Brandon Crawford signs Nicky's baseball
The kids line became very crowded as the day went on.  I believe largely because it was indoors.  One of our party decided on the strategy of just getting back in the kids line over and over throughout the day, betting on the 50 minute rotation rule.
Eventually we made our way across the stadium to the Alaska Airlines Loft.  By now it was raining steadily, making part of the wait time rather uncomfortable.  We did wait a fair amount of time in this line.  Our scouts told us that Mike Krukow, Amy G., and Dave Fleming were in the loft but by the time we got there it was Mark Melancon ( "you were supposed to save the games, not destroy them!"), pitching coach Curt Young and hitting coach Bam Bam Muellens.  Yeah, missing out on the first three was a bummer, oh well.
After visiting the press box we had time to stand in one more line. The adults headed back to the top of the Willie Mays ramp to meet with Aramis Garcia, Austin Slater and Drew Pomeranz, the kids went back to the kids line, which we heard was closed since 1:30pm, and pulled off the biggest VIP coup of the day.  The line was closed but they just hung out at the back and sad faced their ways into being allowed into the end of the line.  Who was signing autographs? Serious, BUSTER POSEY, THE BUSTER POSEY.  Buster, 2012 NL MVP, 2012 NL batting champion, 2012 Comeback Player of the Year, 6 time All Star catcher, 3 time World Series Champion, Golden Glover, Silver Slugger 2010 Rookie of the Year, Posey.
The autograph was plenty to be envious of.  I told my son to send me a picture and he sends me this.

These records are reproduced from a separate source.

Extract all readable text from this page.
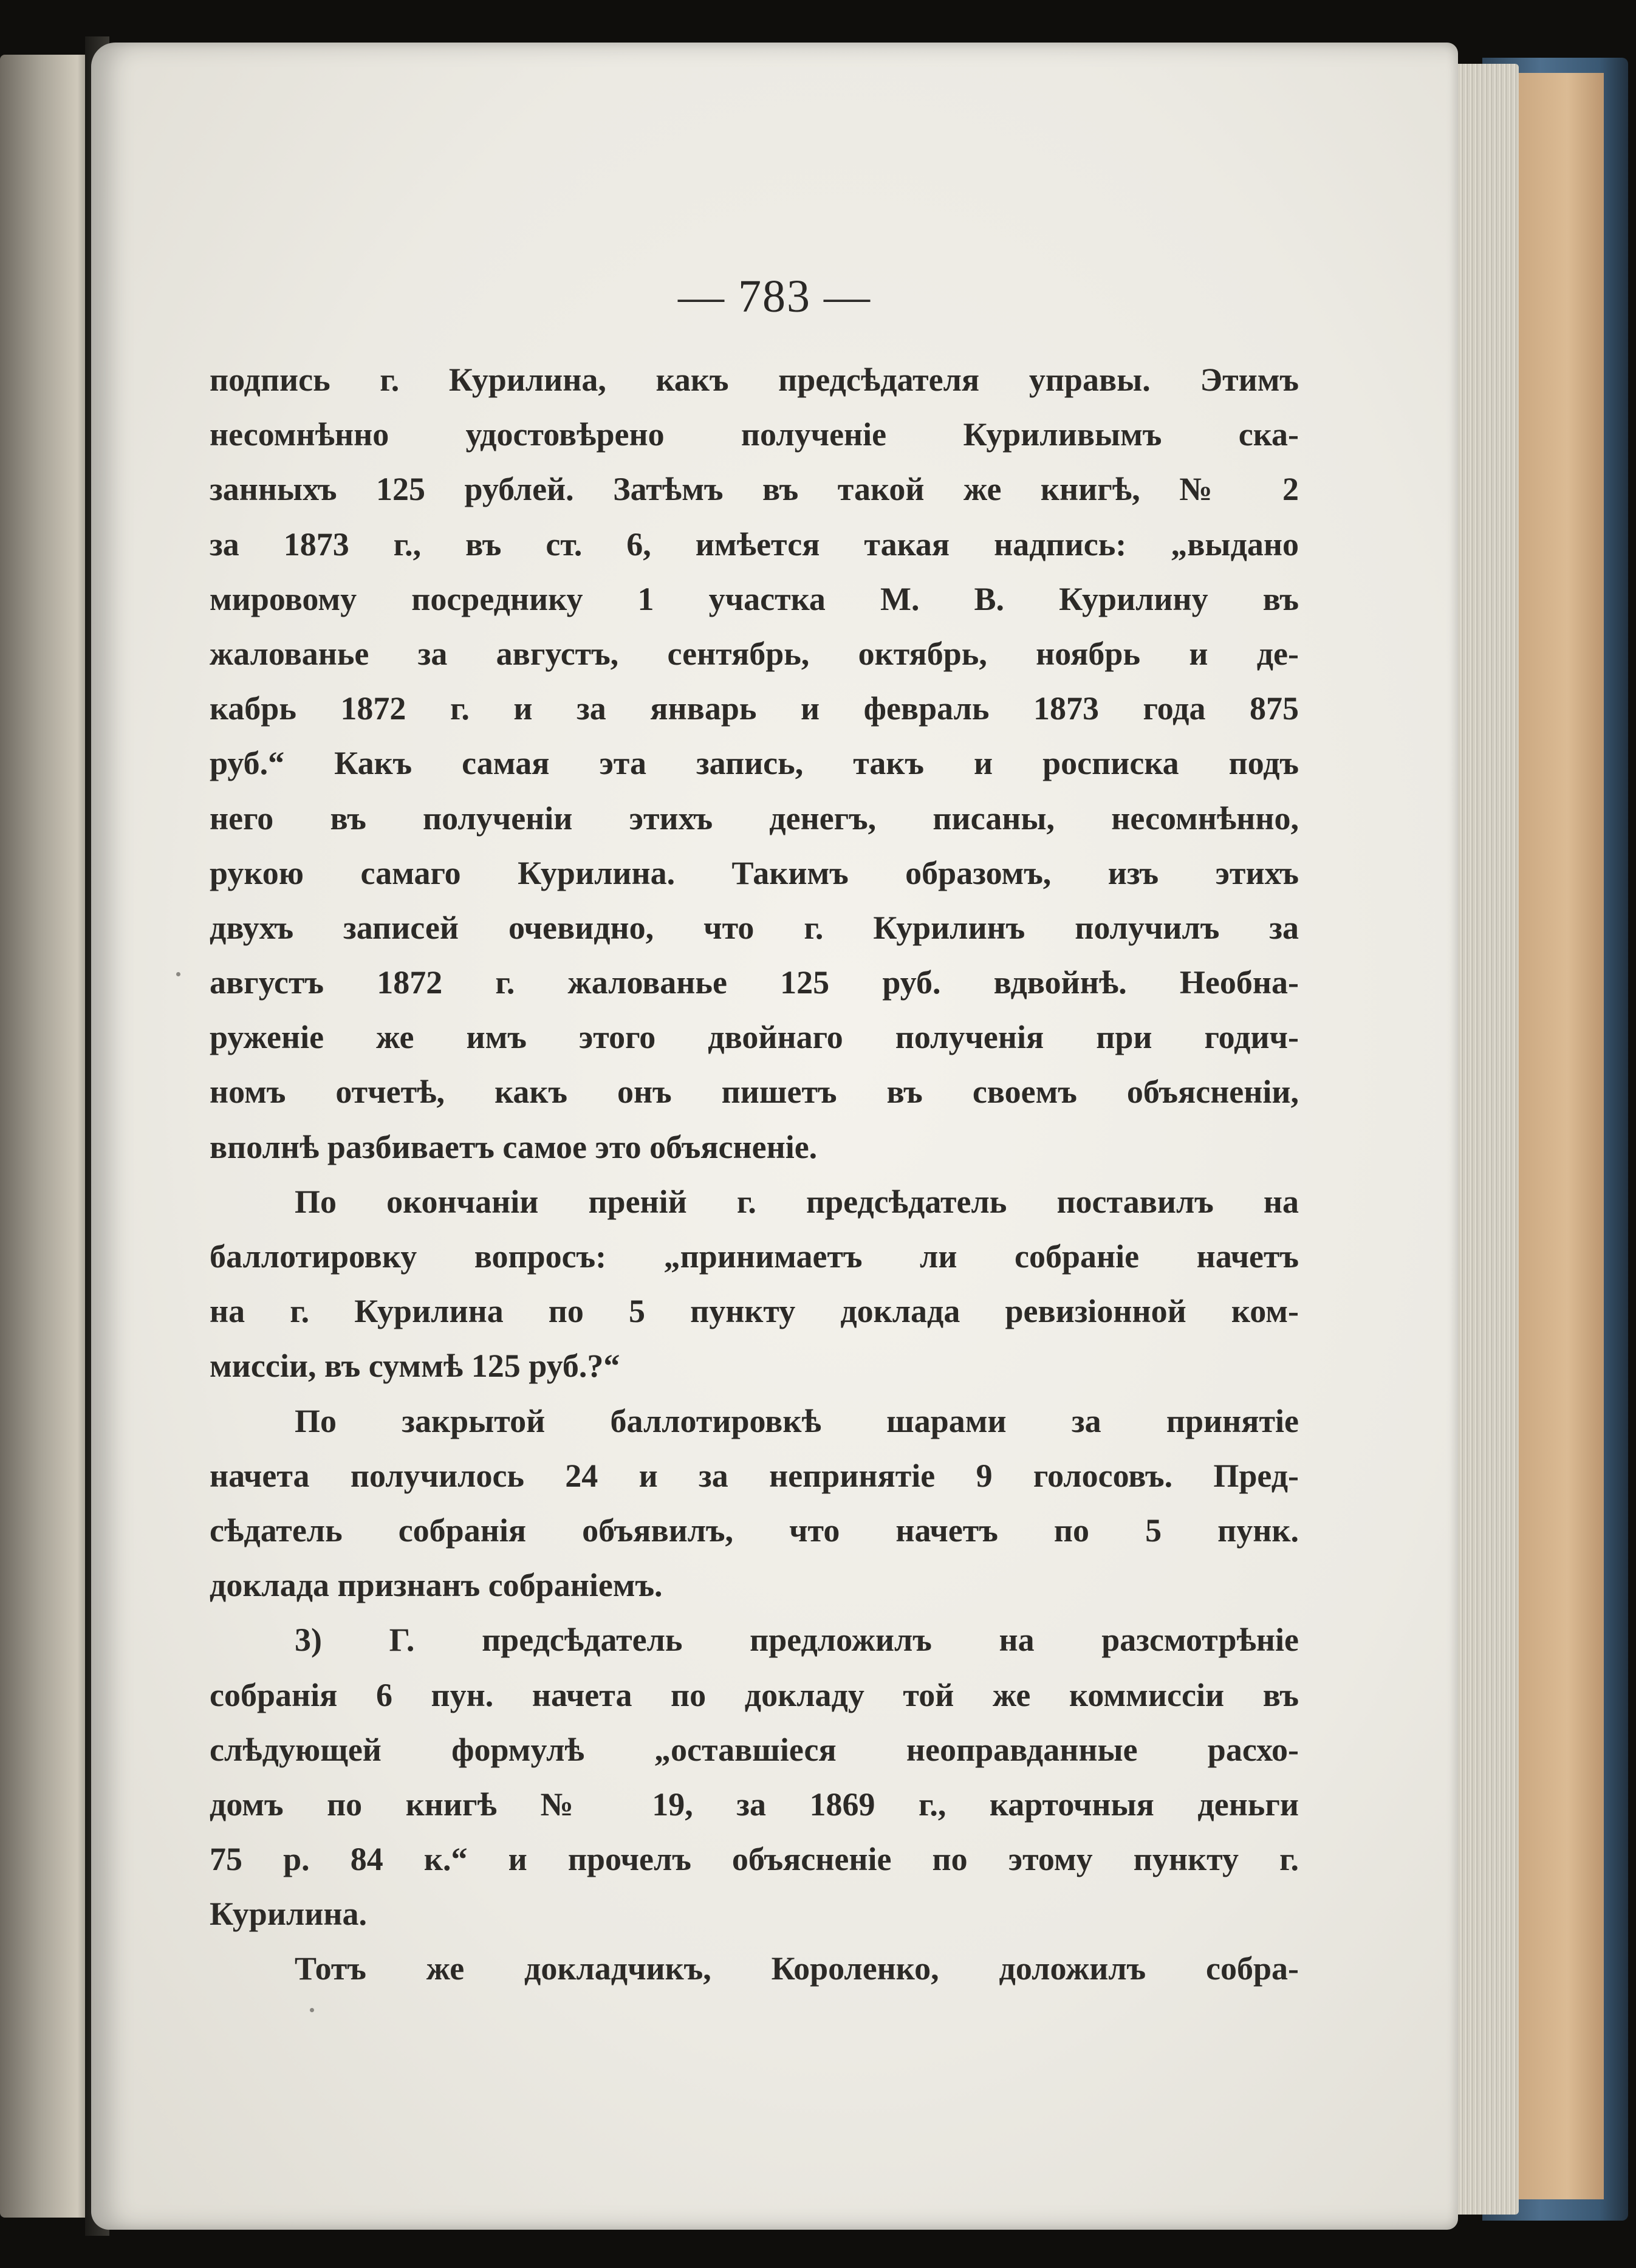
— 783 —

подпись г. Курилина, какъ предсѣдателя управы. Этимъ
несомнѣнно удостовѣрено полученіе Куриливымъ ска-
занныхъ 125 рублей. Затѣмъ въ такой же книгѣ, № 2
за 1873 г., въ ст. 6, имѣется такая надпись: „выдано
мировому посреднику 1 участка М. В. Курилину въ
жалованье за августъ, сентябрь, октябрь, ноябрь и де-
кабрь 1872 г. и за январь и февраль 1873 года 875
руб.“ Какъ самая эта запись, такъ и росписка подъ
него въ полученіи этихъ денегъ, писаны, несомнѣнно,
рукою самаго Курилина. Такимъ образомъ, изъ этихъ
двухъ записей очевидно, что г. Курилинъ получилъ за
августъ 1872 г. жалованье 125 руб. вдвойнѣ. Необна-
руженіе же имъ этого двойнаго полученія при годич-
номъ отчетѣ, какъ онъ пишетъ въ своемъ объясненіи,
вполнѣ разбиваетъ самое это объясненіе.
По окончаніи преній г. предсѣдатель поставилъ на
баллотировку вопросъ: „принимаетъ ли собраніе начетъ
на г. Курилина по 5 пункту доклада ревизіонной ком-
миссіи, въ суммѣ 125 руб.?“
По закрытой баллотировкѣ шарами за принятіе
начета получилось 24 и за непринятіе 9 голосовъ. Пред-
сѣдатель собранія объявилъ, что начетъ по 5 пунк.
доклада признанъ собраніемъ.
3) Г. предсѣдатель предложилъ на разсмотрѣніе
собранія 6 пун. начета по докладу той же коммиссіи въ
слѣдующей формулѣ „оставшіеся неоправданные расхо-
домъ по книгѣ № 19, за 1869 г., карточныя деньги
75 р. 84 к.“ и прочелъ объясненіе по этому пункту г.
Курилина.
Тотъ же докладчикъ, Короленко, доложилъ собра-
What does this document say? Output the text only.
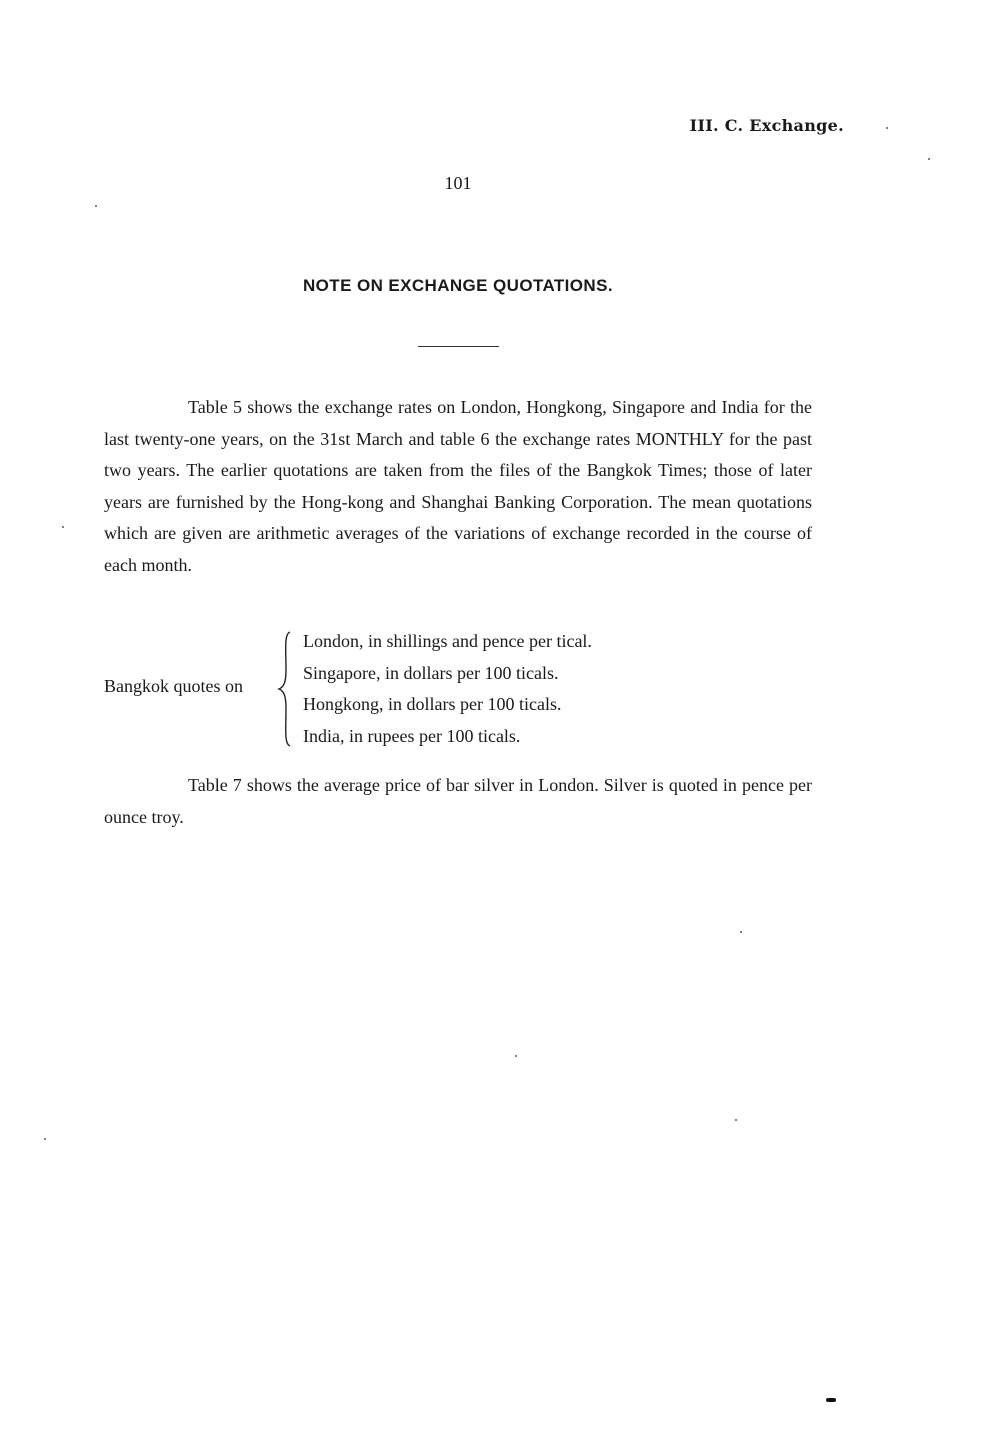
III. C. Exchange.
101
NOTE ON EXCHANGE QUOTATIONS.

Table 5 shows the exchange rates on London, Hongkong, Singapore and India for the last twenty-one years, on the 31st March and table 6 the exchange rates MONTHLY for the past two years. The earlier quotations are taken from the files of the Bangkok Times; those of later years are furnished by the Hong-kong and Shanghai Banking Corporation. The mean quotations which are given are arithmetic averages of the variations of exchange recorded in the course of each month.

Bangkok quotes on
London, in shillings and pence per tical.
Singapore, in dollars per 100 ticals.
Hongkong, in dollars per 100 ticals.
India, in rupees per 100 ticals.

Table 7 shows the average price of bar silver in London. Silver is quoted in pence per ounce troy.
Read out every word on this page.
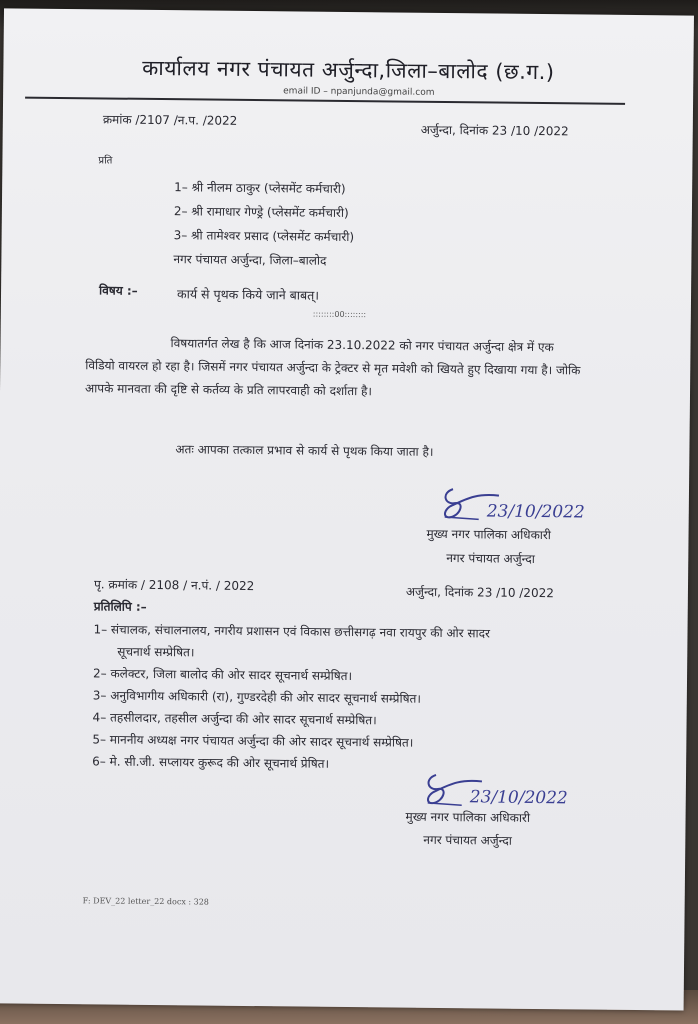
कार्यालय नगर पंचायत अर्जुन्दा,जिला–बालोद (छ.ग.)
email ID – npanjunda@gmail.com
क्रमांक /2107 /न.प. /2022
अर्जुन्दा, दिनांक 23 /10 /2022
प्रति
1– श्री नीलम ठाकुर (प्लेसमेंट कर्मचारी)
2– श्री रामाधार गेण्ड्रे (प्लेसमेंट कर्मचारी)
3– श्री तामेश्वर प्रसाद (प्लेसमेंट कर्मचारी)
नगर पंचायत अर्जुन्दा, जिला–बालोद
विषय :–	कार्य से पृथक किये जाने बाबत्।
::::::::00::::::::
विषयातर्गत लेख है कि आज दिनांक 23.10.2022 को नगर पंचायत अर्जुन्दा क्षेत्र में एक विडियो वायरल हो रहा है। जिसमें नगर पंचायत अर्जुन्दा के ट्रेक्टर से मृत मवेशी को खियते हुए दिखाया गया है। जोकि आपके मानवता की दृष्टि से कर्तव्य के प्रति लापरवाही को दर्शाता है।
अतः आपका तत्काल प्रभाव से कार्य से पृथक किया जाता है।
23/10/2022
मुख्य नगर पालिका अधिकारी
नगर पंचायत अर्जुन्दा
पृ. क्रमांक / 2108 / न.पं. / 2022	अर्जुन्दा, दिनांक 23 /10 /2022
प्रतिलिपि :–
1– संचालक, संचालनालय, नगरीय प्रशासन एवं विकास छत्तीसगढ़ नवा रायपुर की ओर सादर
सूचनार्थ सम्प्रेषित।
2– कलेक्टर, जिला बालोद की ओर सादर सूचनार्थ सम्प्रेषित।
3– अनुविभागीय अधिकारी (रा), गुण्डरदेही की ओर सादर सूचनार्थ सम्प्रेषित।
4– तहसीलदार, तहसील अर्जुन्दा की ओर सादर सूचनार्थ सम्प्रेषित।
5– माननीय अध्यक्ष नगर पंचायत अर्जुन्दा की ओर सादर सूचनार्थ सम्प्रेषित।
6– मे. सी.जी. सप्लायर कुरूद की ओर सूचनार्थ प्रेषित।
23/10/2022
मुख्य नगर पालिका अधिकारी
नगर पंचायत अर्जुन्दा
F: DEV_22 letter_22 docx : 328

I texted this to my daughter in San Diego and she could only respond with one word...."AHHHH!!"

I asked one of the boys what he said when he met Buster.  He said he just blathered like a dumbstruck idiot.

After that, there was nothing to top it.  We took the boys to Amici's for some fabulous pizza and drove home.

What an amazing day.  Now for some pictures!

Thank you Sir Hensley Meulens for letting m photograph your WS ring!

Future sports writers visit the press box

Now officially the coolest jersey ever!

Thank you for reading this post!  I just got back from the winter wonderland of Sun Vallley, ID.  Hoping to get to post about that mighty soon!